There is a risk that adding the shuffle button will increase crashes. The metric Share of users with a crash on day 1 after exposure would be a good metric to detect if this happens. In addition it might be that we are only moving consumption from other shelves to the shelf with the shuffle button. However, we don't need to add a metric for this, since we are measuring overall consumption. If consumption is only moved around, we will see no effect in the experiment. If instead we used Consumption from the shelf with the shuffle button as a metric, we would need to add a metric for Consumption from other shelves to make sure that we are not just moving consumption around.

  1. Based on the information above, write a testable hypothesis for an experiment on a shuffle button on the Try something else shelf.

Based on user research, consumption data and anecdotal evidence we believe that giving users low-effort paths to discovering new content is important for user satisfaction and engagement. We think that adding a shuffle button to the 'Try something else' shelf for users in Spanish-speaking Latin America will achieve increased overall audio consumption. We will know this is true when we see an increase in Minutes played on week 1 after exposure.
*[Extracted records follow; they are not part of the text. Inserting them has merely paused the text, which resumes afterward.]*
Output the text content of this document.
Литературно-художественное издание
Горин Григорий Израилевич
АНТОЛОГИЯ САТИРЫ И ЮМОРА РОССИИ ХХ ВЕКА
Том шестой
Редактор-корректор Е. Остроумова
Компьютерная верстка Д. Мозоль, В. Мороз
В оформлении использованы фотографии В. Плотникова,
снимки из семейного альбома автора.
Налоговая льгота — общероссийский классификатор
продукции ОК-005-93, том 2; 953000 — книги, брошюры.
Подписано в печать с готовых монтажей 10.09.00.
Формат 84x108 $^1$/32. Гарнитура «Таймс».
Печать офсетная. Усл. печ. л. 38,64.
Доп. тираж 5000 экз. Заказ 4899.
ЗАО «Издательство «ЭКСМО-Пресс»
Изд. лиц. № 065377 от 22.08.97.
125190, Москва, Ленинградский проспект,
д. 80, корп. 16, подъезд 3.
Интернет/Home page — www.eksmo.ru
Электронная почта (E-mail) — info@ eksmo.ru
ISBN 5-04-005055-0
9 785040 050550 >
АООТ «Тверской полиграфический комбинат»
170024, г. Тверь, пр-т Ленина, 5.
This will be good for customers because they can discover new songs and artists without having to make decisions and for creators because more users will discover more content.

Bonus questions

  1. How much of an increase in these metrics would you want to see to call the experiment a success?

When setting up an experiment, we need to define the "minimum detectable effect" for each success metric. This helps you set up the experiment to be sufficiently sensitive to measure the effect that we care about. It is not always straightforward to define how large an effect needs to be relevant. In this case, there is historical data on similar experiments in other places, from which we can learn what size of lift to expect.
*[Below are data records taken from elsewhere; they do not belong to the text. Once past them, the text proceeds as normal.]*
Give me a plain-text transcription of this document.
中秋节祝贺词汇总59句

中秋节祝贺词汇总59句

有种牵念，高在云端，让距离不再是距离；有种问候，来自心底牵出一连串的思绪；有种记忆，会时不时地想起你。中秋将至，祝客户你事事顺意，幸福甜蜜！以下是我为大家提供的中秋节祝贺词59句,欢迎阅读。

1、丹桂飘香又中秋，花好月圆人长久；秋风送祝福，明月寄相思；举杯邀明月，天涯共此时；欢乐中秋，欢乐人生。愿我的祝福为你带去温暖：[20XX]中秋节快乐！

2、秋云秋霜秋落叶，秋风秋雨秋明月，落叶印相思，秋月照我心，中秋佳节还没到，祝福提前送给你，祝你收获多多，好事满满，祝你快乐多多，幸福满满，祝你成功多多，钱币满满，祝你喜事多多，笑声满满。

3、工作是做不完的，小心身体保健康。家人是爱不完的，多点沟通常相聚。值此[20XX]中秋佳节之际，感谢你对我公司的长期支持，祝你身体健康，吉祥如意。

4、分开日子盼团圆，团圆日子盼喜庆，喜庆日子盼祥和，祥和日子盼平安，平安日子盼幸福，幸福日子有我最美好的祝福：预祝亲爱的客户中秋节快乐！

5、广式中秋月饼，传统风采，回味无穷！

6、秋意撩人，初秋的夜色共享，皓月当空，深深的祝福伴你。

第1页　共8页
  1. What is the largest decrease in the guardrail metrics that you would still consider acceptable?

For a metric like Share of users with crashes on day 1 after exposure, even a small increase may be unacceptable. If the change increases the number of crashes, we would probably want to fix the source of the crashes, rather than rolling the change out despite causing crashes to some users. So we may want to set the minimum detectable effect very low here.

On the other hand, if we set the effect very low, then we will need a large sample size to detect an effect this small.

At the same time, the baseline of crash rates is low, so even a large relative increase in crash rates may not be a large absolute increase.

Setting a sensible effect size here is a trade-off between an effect that is

  • small enough to protect the business against rolling out a change that can cause a negative experience and
  • large enough to be able to detect it within a reasonable sample size.